Edilow ist nicht der einzige Mann aus Kadyrows Umkreis, der kürzlich verstarb. Im Februar berichteten russische Medien, Pyotr Tschuwilin, ein ehemaliger Berater des tschetschenischen Chefs, sei «unter seltsamen Umständen» ums Leben gekommen. Zuvor soll der ehemalige Banker in einer geschlossenen Einrichtung behandelt worden sein.
В москве несколько часов назад при странных обстоятельствах умер Петр Чувилин, теневой банкир Кадырова. Именно он занимался всеми финансовыми делами Рамзана. В сети поползли слухи что Кадыров тяжело болен. На речи путина в москве он уже не присутствовал. Началось? pic.twitter.com/OnvFWcgy7e
— Так говорил Zarathustra (@Zaratus53061801) February 28, 2023
Auch der Tod Tschuwilins hinterlässt einige Fragezeichen. Er galt als einer der wichtigsten Zeugen im Fall des ehemaligen Chefs der Abteilung zum Kampf gegen Wirtschaftskriminalität, Dmitri Sachartschenko. Gegen diesen besteht der Verdacht auf schwere Korruption.
Doch nicht nur einigen Leuten um Kadyrow herum soll es schlecht gehen. Wie der kasachische Journalist Azmat Maitanow berichtet, soll auch der «Putins Bluthund» selbst mit gesundheitlichen Problemen haben. Es gehe ihm «überhaupt nicht gut», schreibt Maitanow. Kadyrow leide unter «ernsthaften Nierenproblemen». Dies sei auch der Grund, warum der tschetschenische Boss zuletzt kaum mehr öffentliche Auftritte hatte. So fehlte er auch bei der letzten grossen Rede von Wladimir Putin.

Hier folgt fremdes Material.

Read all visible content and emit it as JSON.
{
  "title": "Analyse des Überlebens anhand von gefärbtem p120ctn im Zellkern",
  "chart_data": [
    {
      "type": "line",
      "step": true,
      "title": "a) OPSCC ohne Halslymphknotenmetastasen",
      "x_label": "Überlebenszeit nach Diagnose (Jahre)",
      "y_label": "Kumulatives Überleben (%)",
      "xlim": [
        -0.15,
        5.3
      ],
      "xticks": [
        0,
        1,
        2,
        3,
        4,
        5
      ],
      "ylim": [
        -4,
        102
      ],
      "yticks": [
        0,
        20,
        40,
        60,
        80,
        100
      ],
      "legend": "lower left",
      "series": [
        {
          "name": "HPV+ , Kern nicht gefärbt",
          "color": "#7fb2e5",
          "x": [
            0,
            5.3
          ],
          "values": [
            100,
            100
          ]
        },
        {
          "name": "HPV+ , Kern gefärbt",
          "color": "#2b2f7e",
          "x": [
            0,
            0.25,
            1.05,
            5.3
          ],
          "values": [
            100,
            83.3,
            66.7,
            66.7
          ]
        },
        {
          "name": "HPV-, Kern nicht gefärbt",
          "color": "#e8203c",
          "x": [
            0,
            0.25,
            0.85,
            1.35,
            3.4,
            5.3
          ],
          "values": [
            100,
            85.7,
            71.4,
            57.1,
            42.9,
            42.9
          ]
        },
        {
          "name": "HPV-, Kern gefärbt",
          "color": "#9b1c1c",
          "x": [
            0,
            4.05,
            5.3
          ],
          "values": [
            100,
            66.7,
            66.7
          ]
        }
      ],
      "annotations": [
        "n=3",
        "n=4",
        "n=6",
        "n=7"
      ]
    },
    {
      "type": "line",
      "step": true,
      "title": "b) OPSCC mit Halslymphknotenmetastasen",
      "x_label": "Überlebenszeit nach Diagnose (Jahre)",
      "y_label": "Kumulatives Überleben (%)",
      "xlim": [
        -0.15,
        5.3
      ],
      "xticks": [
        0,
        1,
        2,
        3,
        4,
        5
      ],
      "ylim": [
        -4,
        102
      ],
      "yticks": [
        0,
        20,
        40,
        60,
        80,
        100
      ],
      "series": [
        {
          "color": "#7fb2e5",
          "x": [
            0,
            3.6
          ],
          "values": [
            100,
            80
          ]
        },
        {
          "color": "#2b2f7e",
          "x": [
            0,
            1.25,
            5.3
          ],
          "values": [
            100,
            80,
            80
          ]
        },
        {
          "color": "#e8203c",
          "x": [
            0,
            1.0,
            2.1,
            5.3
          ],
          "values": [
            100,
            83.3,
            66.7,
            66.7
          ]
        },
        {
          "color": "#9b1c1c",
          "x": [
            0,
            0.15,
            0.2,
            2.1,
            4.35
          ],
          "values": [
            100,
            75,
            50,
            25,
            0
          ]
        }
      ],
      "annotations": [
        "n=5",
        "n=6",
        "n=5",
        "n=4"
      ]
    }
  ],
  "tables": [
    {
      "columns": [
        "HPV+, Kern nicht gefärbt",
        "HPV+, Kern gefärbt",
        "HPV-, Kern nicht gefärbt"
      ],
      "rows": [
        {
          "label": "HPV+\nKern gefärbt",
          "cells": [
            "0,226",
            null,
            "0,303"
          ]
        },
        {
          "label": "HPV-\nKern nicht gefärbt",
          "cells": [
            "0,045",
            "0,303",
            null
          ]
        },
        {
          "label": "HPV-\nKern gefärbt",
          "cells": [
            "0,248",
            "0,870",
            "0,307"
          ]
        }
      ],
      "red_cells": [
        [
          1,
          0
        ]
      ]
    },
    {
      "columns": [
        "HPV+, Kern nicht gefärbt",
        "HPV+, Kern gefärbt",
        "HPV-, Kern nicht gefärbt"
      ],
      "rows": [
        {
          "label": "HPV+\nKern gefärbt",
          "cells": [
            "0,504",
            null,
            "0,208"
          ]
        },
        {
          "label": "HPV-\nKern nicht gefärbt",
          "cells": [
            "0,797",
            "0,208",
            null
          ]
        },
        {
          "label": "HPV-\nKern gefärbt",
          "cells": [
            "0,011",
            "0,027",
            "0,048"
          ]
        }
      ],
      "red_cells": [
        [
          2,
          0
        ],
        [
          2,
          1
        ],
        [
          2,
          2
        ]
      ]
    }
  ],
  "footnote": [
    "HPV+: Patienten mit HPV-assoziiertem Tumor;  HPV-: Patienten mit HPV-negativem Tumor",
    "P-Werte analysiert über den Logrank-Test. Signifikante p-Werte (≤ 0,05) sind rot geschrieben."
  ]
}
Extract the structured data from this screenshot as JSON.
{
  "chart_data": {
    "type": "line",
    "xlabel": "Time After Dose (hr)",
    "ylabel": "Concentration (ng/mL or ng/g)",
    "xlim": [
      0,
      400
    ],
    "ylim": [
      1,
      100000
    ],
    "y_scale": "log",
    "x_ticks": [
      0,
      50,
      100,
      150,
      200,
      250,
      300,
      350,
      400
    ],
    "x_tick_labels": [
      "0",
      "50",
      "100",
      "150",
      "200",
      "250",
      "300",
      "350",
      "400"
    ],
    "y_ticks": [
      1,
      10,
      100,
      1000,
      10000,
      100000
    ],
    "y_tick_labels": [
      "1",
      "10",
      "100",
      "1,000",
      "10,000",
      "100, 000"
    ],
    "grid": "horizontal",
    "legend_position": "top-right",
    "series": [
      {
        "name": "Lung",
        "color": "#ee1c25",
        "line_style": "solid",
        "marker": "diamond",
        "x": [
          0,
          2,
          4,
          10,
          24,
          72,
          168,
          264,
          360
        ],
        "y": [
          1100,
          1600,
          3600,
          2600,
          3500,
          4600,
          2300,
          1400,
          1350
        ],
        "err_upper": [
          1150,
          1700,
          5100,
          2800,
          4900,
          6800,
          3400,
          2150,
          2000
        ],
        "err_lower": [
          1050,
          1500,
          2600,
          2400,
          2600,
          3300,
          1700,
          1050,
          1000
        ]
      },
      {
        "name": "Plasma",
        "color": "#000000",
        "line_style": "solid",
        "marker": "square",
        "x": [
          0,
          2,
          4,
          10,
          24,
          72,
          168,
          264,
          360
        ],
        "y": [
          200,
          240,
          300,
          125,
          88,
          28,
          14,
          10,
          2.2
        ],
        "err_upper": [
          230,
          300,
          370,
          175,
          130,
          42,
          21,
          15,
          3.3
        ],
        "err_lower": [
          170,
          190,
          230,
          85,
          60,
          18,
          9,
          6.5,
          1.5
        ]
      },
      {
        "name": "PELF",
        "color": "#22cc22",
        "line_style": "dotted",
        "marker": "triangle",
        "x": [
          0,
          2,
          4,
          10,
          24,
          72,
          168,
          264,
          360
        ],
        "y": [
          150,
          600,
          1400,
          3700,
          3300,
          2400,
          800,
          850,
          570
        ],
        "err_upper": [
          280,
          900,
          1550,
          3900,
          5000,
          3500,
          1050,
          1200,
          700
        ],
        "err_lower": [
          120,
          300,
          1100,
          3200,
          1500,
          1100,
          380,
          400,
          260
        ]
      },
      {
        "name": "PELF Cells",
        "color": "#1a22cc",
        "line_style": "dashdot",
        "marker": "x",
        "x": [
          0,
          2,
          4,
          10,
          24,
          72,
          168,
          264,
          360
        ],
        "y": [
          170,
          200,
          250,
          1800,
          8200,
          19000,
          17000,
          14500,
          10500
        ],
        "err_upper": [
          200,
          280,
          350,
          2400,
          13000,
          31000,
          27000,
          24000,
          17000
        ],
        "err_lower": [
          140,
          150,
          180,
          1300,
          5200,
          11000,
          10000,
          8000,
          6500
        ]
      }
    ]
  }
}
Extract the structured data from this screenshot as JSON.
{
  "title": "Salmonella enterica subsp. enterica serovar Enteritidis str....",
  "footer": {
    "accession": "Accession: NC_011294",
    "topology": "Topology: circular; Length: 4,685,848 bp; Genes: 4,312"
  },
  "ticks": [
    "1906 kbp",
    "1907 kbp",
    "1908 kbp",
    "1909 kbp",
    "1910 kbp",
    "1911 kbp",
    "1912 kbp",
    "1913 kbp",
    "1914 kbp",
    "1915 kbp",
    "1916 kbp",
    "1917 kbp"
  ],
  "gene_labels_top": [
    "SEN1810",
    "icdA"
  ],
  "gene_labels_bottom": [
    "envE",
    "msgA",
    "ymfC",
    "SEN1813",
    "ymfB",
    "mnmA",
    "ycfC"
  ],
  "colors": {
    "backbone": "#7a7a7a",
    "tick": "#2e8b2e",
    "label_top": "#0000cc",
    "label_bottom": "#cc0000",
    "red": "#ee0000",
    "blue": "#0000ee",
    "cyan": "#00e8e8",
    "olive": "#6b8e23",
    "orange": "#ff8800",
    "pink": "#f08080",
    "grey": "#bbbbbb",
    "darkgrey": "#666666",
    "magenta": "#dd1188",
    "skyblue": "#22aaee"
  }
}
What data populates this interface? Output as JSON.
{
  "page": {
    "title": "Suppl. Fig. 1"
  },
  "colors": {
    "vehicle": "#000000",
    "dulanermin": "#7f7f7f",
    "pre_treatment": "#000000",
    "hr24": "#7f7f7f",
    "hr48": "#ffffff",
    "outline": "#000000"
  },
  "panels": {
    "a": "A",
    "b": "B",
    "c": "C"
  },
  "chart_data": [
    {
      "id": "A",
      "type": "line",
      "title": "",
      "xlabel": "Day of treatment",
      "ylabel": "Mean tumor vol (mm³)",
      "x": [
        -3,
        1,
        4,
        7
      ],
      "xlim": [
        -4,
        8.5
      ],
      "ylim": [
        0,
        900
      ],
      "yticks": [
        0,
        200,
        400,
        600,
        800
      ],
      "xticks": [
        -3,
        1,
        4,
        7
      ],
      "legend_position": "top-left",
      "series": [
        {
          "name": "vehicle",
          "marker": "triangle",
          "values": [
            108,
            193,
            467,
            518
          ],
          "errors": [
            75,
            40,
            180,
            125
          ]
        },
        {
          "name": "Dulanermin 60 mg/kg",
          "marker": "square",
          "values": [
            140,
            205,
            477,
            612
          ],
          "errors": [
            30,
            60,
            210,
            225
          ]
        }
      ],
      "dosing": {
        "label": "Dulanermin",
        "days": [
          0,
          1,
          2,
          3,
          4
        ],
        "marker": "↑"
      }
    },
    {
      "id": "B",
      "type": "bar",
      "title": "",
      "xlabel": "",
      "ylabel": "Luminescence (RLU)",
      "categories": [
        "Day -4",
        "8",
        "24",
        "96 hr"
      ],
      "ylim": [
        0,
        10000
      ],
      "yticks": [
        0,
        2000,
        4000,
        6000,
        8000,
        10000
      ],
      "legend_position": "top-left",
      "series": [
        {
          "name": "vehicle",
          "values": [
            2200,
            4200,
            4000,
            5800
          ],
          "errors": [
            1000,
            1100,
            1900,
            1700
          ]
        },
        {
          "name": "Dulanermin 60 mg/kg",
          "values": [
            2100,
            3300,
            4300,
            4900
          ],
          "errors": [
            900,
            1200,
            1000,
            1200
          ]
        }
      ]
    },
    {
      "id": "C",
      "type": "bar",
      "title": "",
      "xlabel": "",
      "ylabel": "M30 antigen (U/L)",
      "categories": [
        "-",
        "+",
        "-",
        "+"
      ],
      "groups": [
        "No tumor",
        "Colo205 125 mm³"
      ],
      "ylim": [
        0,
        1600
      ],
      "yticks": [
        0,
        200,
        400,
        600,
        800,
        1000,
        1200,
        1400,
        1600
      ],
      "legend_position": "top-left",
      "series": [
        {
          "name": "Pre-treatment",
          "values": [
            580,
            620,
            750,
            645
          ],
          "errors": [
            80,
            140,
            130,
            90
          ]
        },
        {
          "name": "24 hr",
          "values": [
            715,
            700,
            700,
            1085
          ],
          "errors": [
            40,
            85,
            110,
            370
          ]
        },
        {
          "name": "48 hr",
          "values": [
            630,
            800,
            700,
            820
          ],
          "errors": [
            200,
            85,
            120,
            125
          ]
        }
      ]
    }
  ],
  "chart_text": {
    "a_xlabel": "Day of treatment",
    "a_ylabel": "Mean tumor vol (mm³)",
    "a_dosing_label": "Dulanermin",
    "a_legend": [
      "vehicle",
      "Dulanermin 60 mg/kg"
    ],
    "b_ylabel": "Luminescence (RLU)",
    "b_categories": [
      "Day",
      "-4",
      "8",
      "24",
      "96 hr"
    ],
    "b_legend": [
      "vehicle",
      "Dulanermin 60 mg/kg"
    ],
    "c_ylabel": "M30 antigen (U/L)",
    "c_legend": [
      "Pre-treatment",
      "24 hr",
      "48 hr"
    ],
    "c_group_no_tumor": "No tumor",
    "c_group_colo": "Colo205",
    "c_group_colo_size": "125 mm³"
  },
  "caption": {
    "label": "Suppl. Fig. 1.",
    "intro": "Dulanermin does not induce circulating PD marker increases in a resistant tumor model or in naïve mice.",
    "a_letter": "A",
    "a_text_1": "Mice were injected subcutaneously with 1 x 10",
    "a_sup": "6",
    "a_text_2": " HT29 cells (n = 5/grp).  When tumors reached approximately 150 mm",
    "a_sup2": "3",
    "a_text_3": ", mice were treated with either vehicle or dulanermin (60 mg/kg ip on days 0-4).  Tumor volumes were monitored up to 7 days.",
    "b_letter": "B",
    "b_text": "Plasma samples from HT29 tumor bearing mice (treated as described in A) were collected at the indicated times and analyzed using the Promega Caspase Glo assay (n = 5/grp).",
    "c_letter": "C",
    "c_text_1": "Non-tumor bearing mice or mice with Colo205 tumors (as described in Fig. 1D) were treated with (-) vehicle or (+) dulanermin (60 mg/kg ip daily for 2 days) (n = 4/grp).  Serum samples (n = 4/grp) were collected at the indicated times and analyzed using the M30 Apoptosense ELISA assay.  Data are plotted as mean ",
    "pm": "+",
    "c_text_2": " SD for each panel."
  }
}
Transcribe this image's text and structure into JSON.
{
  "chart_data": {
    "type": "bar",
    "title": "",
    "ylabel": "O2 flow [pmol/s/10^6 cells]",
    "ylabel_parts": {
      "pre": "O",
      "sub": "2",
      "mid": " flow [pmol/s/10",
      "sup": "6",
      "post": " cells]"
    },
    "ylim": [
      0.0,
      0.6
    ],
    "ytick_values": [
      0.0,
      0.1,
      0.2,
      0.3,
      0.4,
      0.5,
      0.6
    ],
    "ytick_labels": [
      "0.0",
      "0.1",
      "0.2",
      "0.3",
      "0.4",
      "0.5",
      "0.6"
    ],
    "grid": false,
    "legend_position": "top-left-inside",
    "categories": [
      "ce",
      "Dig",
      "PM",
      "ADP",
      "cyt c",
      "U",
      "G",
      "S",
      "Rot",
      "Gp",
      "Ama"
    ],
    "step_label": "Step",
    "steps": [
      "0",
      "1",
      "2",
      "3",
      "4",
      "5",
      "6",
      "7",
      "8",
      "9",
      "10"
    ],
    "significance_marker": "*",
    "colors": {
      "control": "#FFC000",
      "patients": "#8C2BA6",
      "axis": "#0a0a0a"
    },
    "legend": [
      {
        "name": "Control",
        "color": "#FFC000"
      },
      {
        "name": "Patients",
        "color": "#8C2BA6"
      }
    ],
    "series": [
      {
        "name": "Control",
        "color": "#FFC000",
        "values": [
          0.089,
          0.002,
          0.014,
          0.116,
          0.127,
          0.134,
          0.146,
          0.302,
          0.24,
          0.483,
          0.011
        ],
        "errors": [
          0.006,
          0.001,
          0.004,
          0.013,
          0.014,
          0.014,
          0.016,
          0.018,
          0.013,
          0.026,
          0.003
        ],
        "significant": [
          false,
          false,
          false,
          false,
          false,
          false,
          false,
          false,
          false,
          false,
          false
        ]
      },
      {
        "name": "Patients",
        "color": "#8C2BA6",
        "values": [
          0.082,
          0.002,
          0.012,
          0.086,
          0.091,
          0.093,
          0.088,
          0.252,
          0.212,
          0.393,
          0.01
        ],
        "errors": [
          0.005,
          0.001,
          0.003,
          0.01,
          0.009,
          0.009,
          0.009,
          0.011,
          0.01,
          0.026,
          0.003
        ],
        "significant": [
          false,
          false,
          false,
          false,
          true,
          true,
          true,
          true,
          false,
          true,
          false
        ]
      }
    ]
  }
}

Bei der Pflege vertraue Kadyrow den Ärzten aus Moskau nicht, liess Maitanow weiter verlauten. So habe er sich nach Tschetschenien in die Stadt Grosny zurückgezogen und einen Nierenspezialisten aus den Vereinigten Arabischen Emiraten einfliegen lassen.
Wie der kasachische Journalist weiter schreibt, solle es gar Berichte von einem noch prekärem Zustand geben: So soll gemunkelt werden, dass Kadyrow womöglich vergiftet wurde. Eine Bestätigung für diese Berichte gibt es nicht.